The recommended metrics are based on dozens of conversations with bankers, consumer advocates, researchers and others. Hsu and the OCC are eager for banks to pilot them, share their learnings and continue to refine them in ways that ensure they are both easy to measure and an effective signal.

The Vital Signs initiative builds on the Financial Health Network's efforts to jump-start the financial health movement by engaging with more than 100 organizations to measure the financial health of their customers and workers. Some, like Regions Bank, have embedded financial health questions diagnostics in a goal-setting tool or on their homepage. Others, like SaverLife, use financial health measurement to assess the impact of their efforts. Still others, such as Wright-Patt Credit Union in Ohio, leverage financial health data to better segment customers. We even built a technology company, Attune, to help organizations implement financial health measurement.

Beyond determining the best measurement scheme, banks have work to do to develop the "prescriptions" they will offer customers in response to what they learn from the data.

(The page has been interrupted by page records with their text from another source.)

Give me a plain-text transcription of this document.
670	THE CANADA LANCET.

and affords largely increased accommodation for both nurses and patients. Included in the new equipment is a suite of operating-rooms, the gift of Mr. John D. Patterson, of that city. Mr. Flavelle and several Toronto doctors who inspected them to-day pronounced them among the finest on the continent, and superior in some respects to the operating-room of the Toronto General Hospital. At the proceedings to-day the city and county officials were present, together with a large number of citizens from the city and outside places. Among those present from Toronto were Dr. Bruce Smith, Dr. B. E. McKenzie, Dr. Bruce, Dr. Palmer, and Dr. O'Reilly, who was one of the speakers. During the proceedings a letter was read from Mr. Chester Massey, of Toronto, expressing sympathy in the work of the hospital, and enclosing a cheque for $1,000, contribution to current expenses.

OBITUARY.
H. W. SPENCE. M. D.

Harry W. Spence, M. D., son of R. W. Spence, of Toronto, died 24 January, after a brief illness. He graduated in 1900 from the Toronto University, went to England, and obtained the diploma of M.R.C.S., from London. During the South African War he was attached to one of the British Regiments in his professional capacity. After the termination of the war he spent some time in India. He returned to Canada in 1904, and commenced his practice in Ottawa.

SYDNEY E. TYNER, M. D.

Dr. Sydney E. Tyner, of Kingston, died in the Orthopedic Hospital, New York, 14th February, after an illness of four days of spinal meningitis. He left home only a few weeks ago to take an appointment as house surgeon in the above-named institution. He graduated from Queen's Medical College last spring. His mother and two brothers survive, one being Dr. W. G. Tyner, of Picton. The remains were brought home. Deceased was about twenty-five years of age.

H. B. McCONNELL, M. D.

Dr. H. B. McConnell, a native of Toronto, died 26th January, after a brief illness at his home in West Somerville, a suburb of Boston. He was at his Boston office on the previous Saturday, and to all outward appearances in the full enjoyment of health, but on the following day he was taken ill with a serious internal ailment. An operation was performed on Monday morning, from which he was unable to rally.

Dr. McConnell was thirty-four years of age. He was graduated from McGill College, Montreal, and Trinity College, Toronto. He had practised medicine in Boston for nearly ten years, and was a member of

While banks cannot control the macroeconomic conditions or life events that contribute to their customers' financial health, they have the opportunity to offer a range of products, solutions and tools that can help their customers manage their finances through both good times and bad.

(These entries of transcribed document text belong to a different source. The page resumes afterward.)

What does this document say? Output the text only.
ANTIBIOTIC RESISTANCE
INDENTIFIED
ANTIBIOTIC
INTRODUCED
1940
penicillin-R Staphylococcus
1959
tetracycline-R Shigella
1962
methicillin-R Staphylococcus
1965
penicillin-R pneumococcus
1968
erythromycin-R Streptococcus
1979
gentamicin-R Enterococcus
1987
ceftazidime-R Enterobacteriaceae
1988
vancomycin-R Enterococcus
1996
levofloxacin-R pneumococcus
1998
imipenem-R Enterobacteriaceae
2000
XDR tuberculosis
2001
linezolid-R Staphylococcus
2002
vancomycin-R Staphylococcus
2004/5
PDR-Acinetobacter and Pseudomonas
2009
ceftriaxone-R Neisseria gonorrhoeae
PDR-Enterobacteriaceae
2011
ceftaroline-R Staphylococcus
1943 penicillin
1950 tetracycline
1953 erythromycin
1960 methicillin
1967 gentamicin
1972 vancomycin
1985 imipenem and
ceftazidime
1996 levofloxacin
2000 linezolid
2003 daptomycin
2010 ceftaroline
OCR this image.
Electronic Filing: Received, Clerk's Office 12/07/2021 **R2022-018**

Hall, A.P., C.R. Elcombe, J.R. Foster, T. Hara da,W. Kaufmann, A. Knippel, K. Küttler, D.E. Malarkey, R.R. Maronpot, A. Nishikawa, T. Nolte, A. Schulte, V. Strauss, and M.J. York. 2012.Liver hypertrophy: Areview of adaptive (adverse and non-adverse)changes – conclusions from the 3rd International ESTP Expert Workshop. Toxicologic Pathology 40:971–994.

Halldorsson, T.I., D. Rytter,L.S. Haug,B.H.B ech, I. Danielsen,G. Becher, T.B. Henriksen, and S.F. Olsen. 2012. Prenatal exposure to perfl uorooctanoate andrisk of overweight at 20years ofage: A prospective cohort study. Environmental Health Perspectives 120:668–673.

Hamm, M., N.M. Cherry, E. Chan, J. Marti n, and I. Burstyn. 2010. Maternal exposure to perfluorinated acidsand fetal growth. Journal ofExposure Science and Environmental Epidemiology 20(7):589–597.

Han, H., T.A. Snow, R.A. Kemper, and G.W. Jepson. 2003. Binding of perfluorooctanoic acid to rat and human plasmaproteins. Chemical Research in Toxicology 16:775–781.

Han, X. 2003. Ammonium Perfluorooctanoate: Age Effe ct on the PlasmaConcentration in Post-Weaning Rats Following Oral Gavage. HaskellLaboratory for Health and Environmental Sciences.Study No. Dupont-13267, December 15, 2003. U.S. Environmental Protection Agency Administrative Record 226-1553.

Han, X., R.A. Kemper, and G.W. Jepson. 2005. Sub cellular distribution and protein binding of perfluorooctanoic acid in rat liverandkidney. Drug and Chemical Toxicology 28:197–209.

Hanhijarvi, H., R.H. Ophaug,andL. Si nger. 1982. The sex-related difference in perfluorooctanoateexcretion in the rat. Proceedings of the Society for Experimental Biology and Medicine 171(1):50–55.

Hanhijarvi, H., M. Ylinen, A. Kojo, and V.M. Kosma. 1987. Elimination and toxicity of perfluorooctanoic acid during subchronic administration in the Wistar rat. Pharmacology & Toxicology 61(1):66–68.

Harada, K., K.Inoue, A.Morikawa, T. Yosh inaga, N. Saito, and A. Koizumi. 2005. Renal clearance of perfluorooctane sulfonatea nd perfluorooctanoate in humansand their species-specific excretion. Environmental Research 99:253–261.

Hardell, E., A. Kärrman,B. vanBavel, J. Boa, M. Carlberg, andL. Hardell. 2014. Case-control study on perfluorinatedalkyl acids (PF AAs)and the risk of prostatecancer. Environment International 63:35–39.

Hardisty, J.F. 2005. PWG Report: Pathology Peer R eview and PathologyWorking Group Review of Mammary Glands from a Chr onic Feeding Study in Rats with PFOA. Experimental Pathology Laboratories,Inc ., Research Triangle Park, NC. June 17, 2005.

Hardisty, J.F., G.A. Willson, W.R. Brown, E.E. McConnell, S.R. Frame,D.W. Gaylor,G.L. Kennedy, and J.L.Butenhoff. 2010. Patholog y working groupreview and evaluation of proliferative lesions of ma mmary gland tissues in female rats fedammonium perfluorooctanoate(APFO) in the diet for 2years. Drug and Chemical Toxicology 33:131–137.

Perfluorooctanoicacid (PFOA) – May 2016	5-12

For consumers with negative cash flow, banks may not be able to manufacture money, but they can offer tools that will help consumers understand their expenses and even lower them — for example, by finding and eliminating zombie subscriptions, or by making customers aware of the late fees they are incurring and offering them alternative ways to avoid them.

Similarly, for those with an insufficient cash buffer, banks have a wealth of options for helping customers build savings — prize linked, goal based, automated, tax time, to name a few — that have been tested and successfully implemented in dozens of situations and settings. And for consumers with less than stellar credit histories, a variety of credit builder tools have proven to deliver results.

I commend the OCC for encouraging banks to shift the way they view their ultimate purpose, from delivering financial products to helping their customers achieve positive financial health. If financial health is what truly matters, then it's time we measure it.